More than 70 percent of the cases this year have been reported in six states: Texas, South Dakota, Mississippi, Oklahoma, Louisiana and Michigan.
Most people who become infected have no symptoms. In Texas, 89 people found out they had been infected during routine screening for blood donation, Lakey said. A spokeswoman for the American Red Cross said volunteer blood donors are routinely screened for West Nile virus. As of Wednesday, more than 200 would-be donors in 28 states had tested positive this year for West Nile, and the numbers are expected to rise, Red Cross spokeswoman Karen Stecher said. Blood infected with the virus is destroyed or used for research, she said.
Public health experts said it is hard to know for sure what is behind this year's large outbreak, or why Texas — particularly the Dallas area — has been hit so hard. But this summer's heat waves and record temperatures are likely factors, the CDC's Petersen said.
"We know that West Nile virus tends to occur when temperatures are above normal," he said.

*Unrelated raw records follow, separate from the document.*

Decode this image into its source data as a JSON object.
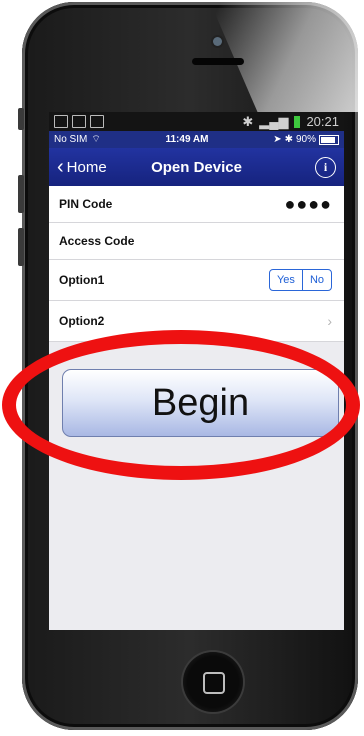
{
  "android_status": {
    "time": "20:21"
  },
  "ios_status": {
    "carrier": "No SIM",
    "time": "11:49 AM",
    "battery": "90%"
  },
  "nav": {
    "back_label": "Home",
    "title": "Open Device",
    "info_glyph": "i"
  },
  "rows": [
    {
      "label": "PIN Code",
      "value": "●●●●"
    },
    {
      "label": "Access Code",
      "value": ""
    },
    {
      "label": "Option1",
      "segment": [
        "Yes",
        "No"
      ]
    },
    {
      "label": "Option2"
    }
  ],
  "begin_button": {
    "label": "Begin"
  },
  "icons": [
    "back-chevron-icon",
    "info-icon",
    "chevron-right-icon",
    "battery-icon",
    "bluetooth-icon",
    "signal-icon",
    "wifi-icon"
  ],
  "colors": {
    "nav": "#1f2f86",
    "highlight": "#ee1111",
    "segment": "#2a66d8"
  }
}
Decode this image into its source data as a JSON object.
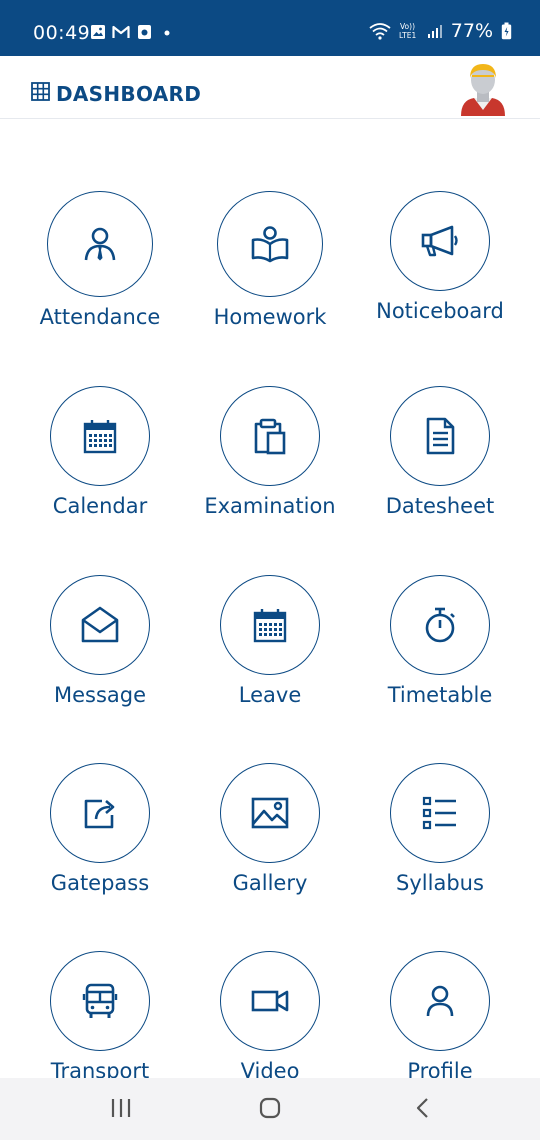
{
  "status_bar": {
    "time": "00:49",
    "battery": "77%",
    "icons": [
      "image-icon",
      "gmail-icon",
      "photo-app-icon",
      "dot-icon",
      "wifi-icon",
      "volte-icon",
      "signal-icon",
      "battery-icon"
    ]
  },
  "header": {
    "title": "DASHBOARD",
    "icon": "grid-icon",
    "avatar": "user-avatar"
  },
  "tiles": [
    {
      "label": "Attendance",
      "icon": "person-tie-icon"
    },
    {
      "label": "Homework",
      "icon": "reading-book-icon"
    },
    {
      "label": "Noticeboard",
      "icon": "megaphone-icon"
    },
    {
      "label": "Calendar",
      "icon": "calendar-icon"
    },
    {
      "label": "Examination",
      "icon": "clipboard-icon"
    },
    {
      "label": "Datesheet",
      "icon": "document-icon"
    },
    {
      "label": "Message",
      "icon": "envelope-icon"
    },
    {
      "label": "Leave",
      "icon": "calendar-icon"
    },
    {
      "label": "Timetable",
      "icon": "stopwatch-icon"
    },
    {
      "label": "Gatepass",
      "icon": "share-out-icon"
    },
    {
      "label": "Gallery",
      "icon": "image-icon"
    },
    {
      "label": "Syllabus",
      "icon": "list-icon"
    },
    {
      "label": "Transport",
      "icon": "bus-icon"
    },
    {
      "label": "Video",
      "icon": "video-camera-icon"
    },
    {
      "label": "Profile",
      "icon": "person-icon"
    }
  ],
  "nav_bar": [
    "recent-apps-icon",
    "home-icon",
    "back-icon"
  ],
  "colors": {
    "primary": "#0c4a84",
    "background": "#ffffff",
    "nav_background": "#f3f3f5"
  }
}
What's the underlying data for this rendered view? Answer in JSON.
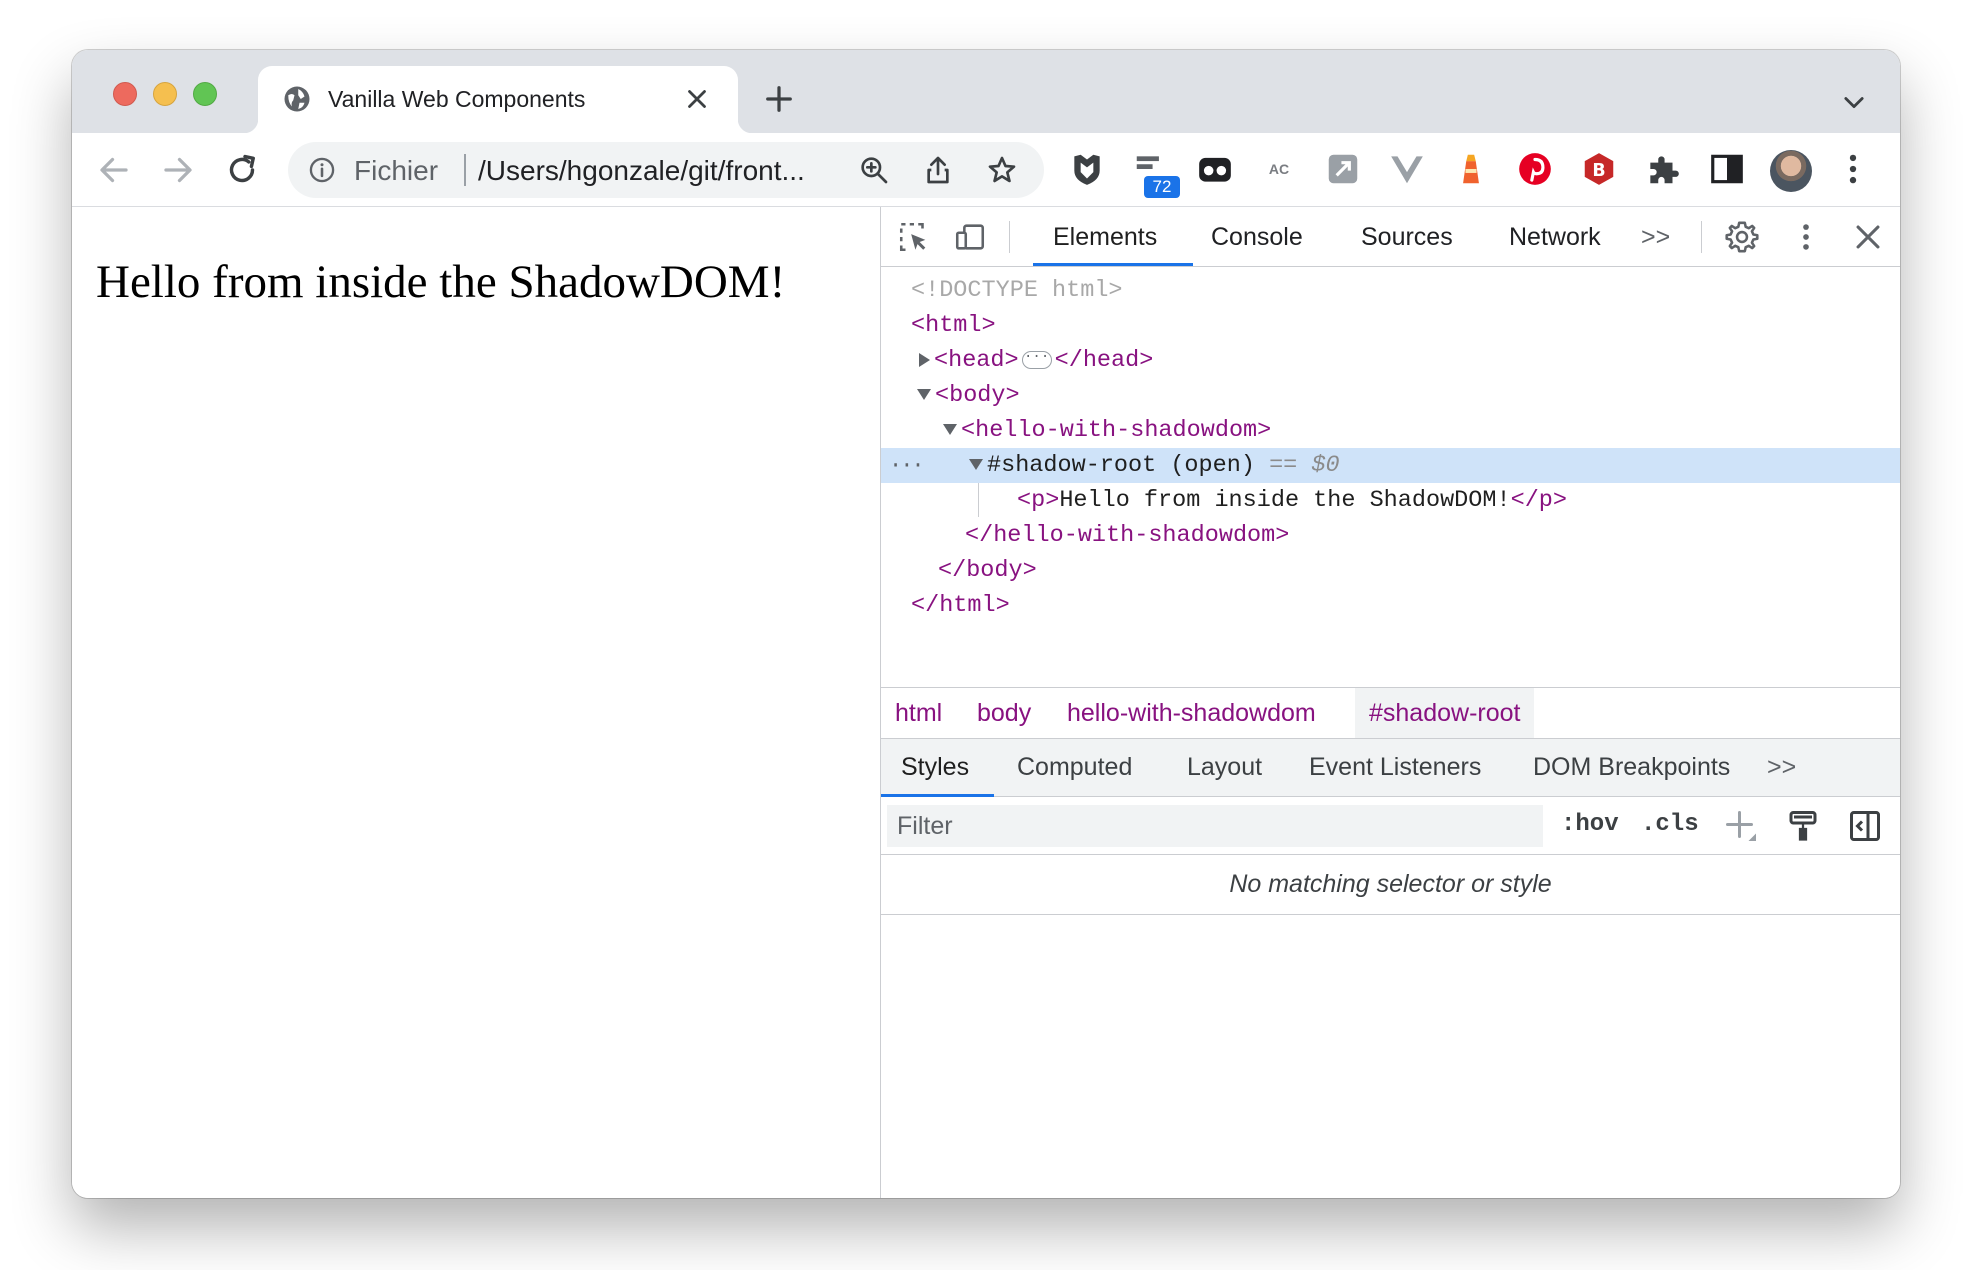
{
  "browser": {
    "tab": {
      "title": "Vanilla Web Components"
    },
    "omnibox": {
      "scheme_label": "Fichier",
      "url": "/Users/hgonzale/git/front..."
    },
    "extensions": {
      "badge_count": "72",
      "ac_label": "AC",
      "b_label": "B"
    }
  },
  "page": {
    "text": "Hello from inside the ShadowDOM!"
  },
  "devtools": {
    "tabs": [
      "Elements",
      "Console",
      "Sources",
      "Network"
    ],
    "more_tabs": ">>",
    "tree": {
      "doctype": "<!DOCTYPE html>",
      "html_open": "<html>",
      "head_open": "<head>",
      "head_close": "</head>",
      "body_open": "<body>",
      "component_open": "<hello-with-shadowdom>",
      "shadow_root": "#shadow-root (open)",
      "selected_marker": "== $0",
      "p_open": "<p>",
      "p_text": "Hello from inside the ShadowDOM!",
      "p_close": "</p>",
      "component_close": "</hello-with-shadowdom>",
      "body_close": "</body>",
      "html_close": "</html>",
      "row_dots": "···"
    },
    "breadcrumbs": [
      "html",
      "body",
      "hello-with-shadowdom",
      "#shadow-root"
    ],
    "styles_tabs": [
      "Styles",
      "Computed",
      "Layout",
      "Event Listeners",
      "DOM Breakpoints"
    ],
    "styles_more": ">>",
    "filter": {
      "placeholder": "Filter",
      "hov": ":hov",
      "cls": ".cls"
    },
    "no_match": "No matching selector or style"
  },
  "colors": {
    "accent": "#1a73e8",
    "tag": "#881280",
    "selected_row": "#cfe3f9"
  }
}
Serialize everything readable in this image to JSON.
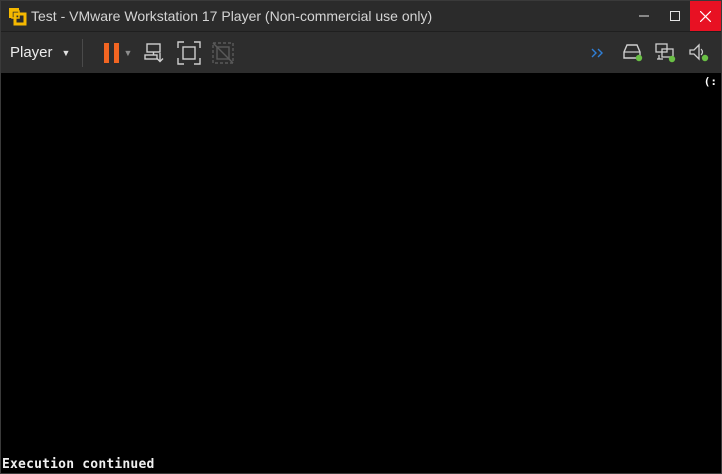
{
  "window": {
    "title": "Test - VMware Workstation 17 Player (Non-commercial use only)",
    "app_icon": "vmware-logo-icon",
    "controls": {
      "minimize": "–",
      "maximize": "□",
      "close": "✕"
    },
    "colors": {
      "titlebar": "#2b2b2b",
      "close_hover": "#e81123",
      "accent_pause": "#f26522",
      "status_green": "#6ac045"
    }
  },
  "toolbar": {
    "player_menu_label": "Player",
    "buttons": [
      "pause-icon",
      "send-ctrl-alt-del-icon",
      "fullscreen-icon",
      "unity-icon"
    ],
    "device_icons": [
      "connect-devices-icon",
      "hard-disk-icon",
      "network-adapter-icon",
      "sound-card-icon"
    ]
  },
  "screen": {
    "corner_text": "(:",
    "console_text": "Execution continued"
  }
}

The record number of U.S. cases for a full year was reported in 2003, with 9,862 cases and 264 deaths, but the most West Nile deaths were reported in 2002, with 284.
Mosquito-borne outbreaks have always been difficult to predict, experts said. A complex set of environmental factors is involved in West Nile transmission, said Katherine Feldman, Maryland's public health veterinarian. The virus lives in the blood of birds, and mosquitoes spread it to people and horses.
There is no vaccine for humans.
The extent of an outbreak is influenced by the number of mosquitoes and how infectious they are, the population of susceptible bird species, rainfall and temperature. Bringing "all these things together in the right combination at the right time facilitates that the virus go faster and to a greater degree in certain areas of the country," said Roger Nasci, chief of arboviral diseases at the CDC.